É possível uma sociedade inteiramente baseada nas telecomunicações? Teoricamente ainda não, e provavelmente nunca será possível, pois existem muitas instituições sociais, como a maioria das indústrias com linhas de produção, que dependem da presença física e da interação a curta distância entre os componentes do sistema para serem efetivas e rápidas. Imaginem, por exemplo, o que seria montar um automóvel por operários que estivessem cada um em sua casa. ..

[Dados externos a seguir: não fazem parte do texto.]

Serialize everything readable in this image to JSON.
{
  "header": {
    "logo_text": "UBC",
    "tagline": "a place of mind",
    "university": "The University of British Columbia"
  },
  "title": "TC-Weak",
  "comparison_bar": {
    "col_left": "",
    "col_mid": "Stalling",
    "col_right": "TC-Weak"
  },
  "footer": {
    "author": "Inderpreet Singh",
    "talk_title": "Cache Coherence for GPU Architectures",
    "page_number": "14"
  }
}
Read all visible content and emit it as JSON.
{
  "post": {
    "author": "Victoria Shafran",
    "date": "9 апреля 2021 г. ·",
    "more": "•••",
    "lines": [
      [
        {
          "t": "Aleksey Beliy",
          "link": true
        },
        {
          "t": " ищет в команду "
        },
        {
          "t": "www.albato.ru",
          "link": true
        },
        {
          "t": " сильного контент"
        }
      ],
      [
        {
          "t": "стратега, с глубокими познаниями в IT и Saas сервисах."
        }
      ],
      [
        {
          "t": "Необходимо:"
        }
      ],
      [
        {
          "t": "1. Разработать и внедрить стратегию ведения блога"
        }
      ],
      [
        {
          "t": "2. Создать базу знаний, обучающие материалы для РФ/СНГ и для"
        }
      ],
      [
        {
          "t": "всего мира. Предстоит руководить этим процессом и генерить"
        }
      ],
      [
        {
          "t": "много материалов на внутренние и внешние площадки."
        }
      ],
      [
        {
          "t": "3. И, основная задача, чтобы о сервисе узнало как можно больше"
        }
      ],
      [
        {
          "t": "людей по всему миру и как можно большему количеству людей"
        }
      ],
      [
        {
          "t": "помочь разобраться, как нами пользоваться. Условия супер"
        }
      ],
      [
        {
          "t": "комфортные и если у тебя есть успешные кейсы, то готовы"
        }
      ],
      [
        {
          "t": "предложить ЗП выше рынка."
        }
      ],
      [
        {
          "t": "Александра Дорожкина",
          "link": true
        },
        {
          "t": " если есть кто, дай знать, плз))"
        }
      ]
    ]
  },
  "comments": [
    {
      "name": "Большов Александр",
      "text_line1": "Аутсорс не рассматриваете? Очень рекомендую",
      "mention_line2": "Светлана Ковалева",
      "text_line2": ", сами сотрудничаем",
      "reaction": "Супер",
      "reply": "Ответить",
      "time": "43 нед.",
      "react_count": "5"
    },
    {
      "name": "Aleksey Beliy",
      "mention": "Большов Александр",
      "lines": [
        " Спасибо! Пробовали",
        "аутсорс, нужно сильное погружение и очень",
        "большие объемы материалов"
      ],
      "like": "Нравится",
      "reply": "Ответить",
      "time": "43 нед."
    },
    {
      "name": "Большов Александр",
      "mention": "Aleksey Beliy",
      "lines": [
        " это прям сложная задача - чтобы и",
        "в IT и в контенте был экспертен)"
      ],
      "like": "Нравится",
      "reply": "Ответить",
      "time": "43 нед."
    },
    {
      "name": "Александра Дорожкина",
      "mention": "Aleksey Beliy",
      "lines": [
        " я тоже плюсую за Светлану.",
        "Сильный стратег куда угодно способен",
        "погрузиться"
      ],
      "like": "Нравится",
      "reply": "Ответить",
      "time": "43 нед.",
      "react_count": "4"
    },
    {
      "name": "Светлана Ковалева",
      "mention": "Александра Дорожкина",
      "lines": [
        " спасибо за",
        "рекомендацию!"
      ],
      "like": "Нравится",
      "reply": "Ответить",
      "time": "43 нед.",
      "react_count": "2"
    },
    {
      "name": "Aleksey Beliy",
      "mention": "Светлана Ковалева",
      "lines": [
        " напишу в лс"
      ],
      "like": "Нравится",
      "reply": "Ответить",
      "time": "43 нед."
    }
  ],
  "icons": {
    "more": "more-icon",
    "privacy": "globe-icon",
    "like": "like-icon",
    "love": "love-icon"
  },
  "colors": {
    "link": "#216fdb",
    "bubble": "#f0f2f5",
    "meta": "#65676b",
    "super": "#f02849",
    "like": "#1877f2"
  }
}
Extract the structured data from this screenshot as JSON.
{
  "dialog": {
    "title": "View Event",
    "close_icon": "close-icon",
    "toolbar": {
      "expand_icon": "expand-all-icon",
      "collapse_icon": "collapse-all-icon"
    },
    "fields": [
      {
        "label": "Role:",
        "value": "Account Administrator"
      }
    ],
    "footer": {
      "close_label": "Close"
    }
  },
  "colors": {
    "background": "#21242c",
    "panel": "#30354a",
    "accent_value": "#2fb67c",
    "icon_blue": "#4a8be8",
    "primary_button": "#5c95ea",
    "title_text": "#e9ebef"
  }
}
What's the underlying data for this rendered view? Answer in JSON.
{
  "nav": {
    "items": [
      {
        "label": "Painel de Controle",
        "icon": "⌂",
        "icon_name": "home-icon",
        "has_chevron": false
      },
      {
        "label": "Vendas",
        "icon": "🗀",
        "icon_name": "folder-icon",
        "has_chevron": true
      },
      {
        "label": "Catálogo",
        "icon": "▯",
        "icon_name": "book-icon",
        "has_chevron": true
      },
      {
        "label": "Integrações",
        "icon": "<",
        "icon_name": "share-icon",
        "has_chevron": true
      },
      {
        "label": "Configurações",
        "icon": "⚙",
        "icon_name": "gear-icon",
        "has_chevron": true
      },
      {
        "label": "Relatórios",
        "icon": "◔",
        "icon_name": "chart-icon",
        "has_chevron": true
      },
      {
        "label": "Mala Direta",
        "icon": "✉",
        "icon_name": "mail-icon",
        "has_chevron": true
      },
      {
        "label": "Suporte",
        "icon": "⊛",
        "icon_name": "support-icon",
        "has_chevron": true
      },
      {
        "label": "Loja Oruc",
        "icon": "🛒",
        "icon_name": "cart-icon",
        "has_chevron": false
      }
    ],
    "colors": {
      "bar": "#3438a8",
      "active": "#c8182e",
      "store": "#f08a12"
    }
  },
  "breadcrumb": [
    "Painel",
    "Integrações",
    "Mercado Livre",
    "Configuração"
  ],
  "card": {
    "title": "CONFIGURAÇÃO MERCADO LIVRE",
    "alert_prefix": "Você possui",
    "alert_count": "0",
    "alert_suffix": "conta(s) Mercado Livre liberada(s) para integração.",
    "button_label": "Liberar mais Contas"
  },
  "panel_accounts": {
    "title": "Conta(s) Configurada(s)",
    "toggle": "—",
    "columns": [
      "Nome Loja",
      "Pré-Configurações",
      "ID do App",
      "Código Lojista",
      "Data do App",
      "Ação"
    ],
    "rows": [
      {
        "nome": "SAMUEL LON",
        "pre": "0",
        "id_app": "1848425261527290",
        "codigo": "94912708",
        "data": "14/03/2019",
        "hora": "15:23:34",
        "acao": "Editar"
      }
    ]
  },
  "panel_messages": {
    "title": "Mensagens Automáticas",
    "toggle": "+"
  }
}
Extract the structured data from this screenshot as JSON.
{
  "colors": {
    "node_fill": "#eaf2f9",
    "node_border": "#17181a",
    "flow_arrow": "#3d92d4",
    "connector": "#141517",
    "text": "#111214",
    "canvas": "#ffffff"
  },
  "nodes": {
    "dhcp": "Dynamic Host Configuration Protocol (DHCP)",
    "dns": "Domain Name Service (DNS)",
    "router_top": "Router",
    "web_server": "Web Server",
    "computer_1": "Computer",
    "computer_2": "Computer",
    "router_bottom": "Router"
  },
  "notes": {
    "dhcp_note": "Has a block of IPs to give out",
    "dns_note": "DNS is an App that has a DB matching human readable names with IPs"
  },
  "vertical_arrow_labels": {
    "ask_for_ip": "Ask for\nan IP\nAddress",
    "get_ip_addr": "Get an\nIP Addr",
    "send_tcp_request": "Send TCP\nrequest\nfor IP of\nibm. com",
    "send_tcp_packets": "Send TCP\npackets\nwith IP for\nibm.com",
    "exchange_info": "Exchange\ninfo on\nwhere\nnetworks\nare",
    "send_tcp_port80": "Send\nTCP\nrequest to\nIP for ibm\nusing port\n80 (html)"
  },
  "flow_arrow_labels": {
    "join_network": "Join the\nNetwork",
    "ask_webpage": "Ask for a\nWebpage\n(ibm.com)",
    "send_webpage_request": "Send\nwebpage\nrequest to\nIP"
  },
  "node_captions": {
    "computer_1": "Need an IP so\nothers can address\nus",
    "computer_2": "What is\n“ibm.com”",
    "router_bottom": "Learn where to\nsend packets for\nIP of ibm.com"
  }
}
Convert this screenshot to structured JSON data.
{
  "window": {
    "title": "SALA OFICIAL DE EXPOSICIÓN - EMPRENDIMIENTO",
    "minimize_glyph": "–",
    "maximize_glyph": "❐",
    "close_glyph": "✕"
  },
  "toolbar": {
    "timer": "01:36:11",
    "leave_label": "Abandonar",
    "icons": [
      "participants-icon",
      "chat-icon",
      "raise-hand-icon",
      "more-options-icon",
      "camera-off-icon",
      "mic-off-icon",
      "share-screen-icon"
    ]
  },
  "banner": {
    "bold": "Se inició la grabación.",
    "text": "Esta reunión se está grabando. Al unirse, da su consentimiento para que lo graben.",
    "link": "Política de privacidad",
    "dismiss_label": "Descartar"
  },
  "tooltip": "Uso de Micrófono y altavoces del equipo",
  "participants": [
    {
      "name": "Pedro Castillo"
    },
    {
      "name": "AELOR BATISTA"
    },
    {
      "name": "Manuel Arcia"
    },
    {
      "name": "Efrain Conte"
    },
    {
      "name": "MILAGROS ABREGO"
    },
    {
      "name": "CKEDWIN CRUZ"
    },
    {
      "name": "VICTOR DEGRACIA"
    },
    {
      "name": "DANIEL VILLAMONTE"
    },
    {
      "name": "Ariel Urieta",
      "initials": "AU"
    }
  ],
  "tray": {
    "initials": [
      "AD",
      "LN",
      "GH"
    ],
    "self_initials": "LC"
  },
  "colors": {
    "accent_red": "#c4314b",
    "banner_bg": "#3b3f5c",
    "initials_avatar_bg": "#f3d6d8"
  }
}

No entanto, existe um número muito grande de atividades sociais que podem ser realizadas inteiramente a distância, graças às novas tecnologias, que permitem o teletrabalho, a teleconferência, a Internet, etc. Um exemplo interessante é a Groelândia, a região humana habitada mais próxima do Pólo Norte, e que fica debaixo de gelo e neve 8 meses por ano, dificultando tremendamente a mobilidade das pessoas. Por isso, é uma das comunidades humanas que mais usam telecomunicações no mundo. Lá, todas as salas de aula, em todos os níveis de ensino, têm recursos de telecomunicação. Se nevar demais, os alunos podem ficar em casa e assistir as mesmas aulas a distância. Todos os hospitais têm unidades de videoconferência para realizar telemedicina, ou seja, alguns tipos de atendimentos médicos a distância, como consultas e exames diagnósticos. Por exemplo, se uma criança estiver com dor de ouvido em um dia de forte inverno, seus pais a levam apenas até o posto de saúde mais perto de casa, onde um médico ou enfermeiro usará um otoscópio ligado à rede de telecomunicações para mandar imagens do tímpano do garoto para um médico especialista localizado em um hospital central na capital. Durante o exame, os dois profissionais conversam entre si de uma forma muito natural através da unidade de videoconferência, como se estivessem lado a lado. Algumas casas já tem também unidades simplificadas de telemedicina, que podem ser conectadas à TV a cabo, o que torna possível muitos tipos de exames médicos sem sair de casa. Diabéticos podem medir a sua glicose no sangue, cardíacos podem enviar o eletrocardiograma para o médico sem sair de casa, etc.

O teletrabalho também é possível em muitos pontos da Groelândia. Tarefas e profissões que mexem o dia inteiro apenas com geração, transmissão e uso de informações, como contabilidade, advocacia, escritórios, empresas de consultoria, numerosas funções do poder público, etc., se adaptam facilmente à interação a distância, virtual. Algum tipo de convívio social acaba sacrificado, como a "chacrinha" várias vezes por dia perto da cafeteira, ou as reuniões de trabalho; no entanto a experiência mostra duas coisas surpreendentes quando o trabalho passa a ser realizado a distância: as pessoas se adaptam muito bem aos novos estilos de comunicação, e segundo, o convívio social muda de natureza: ele é diferente em estilo, mas a afetividade e a sociabilidade estão lá, como sabe qualquer "habitante" das salas de "chat" na Internet.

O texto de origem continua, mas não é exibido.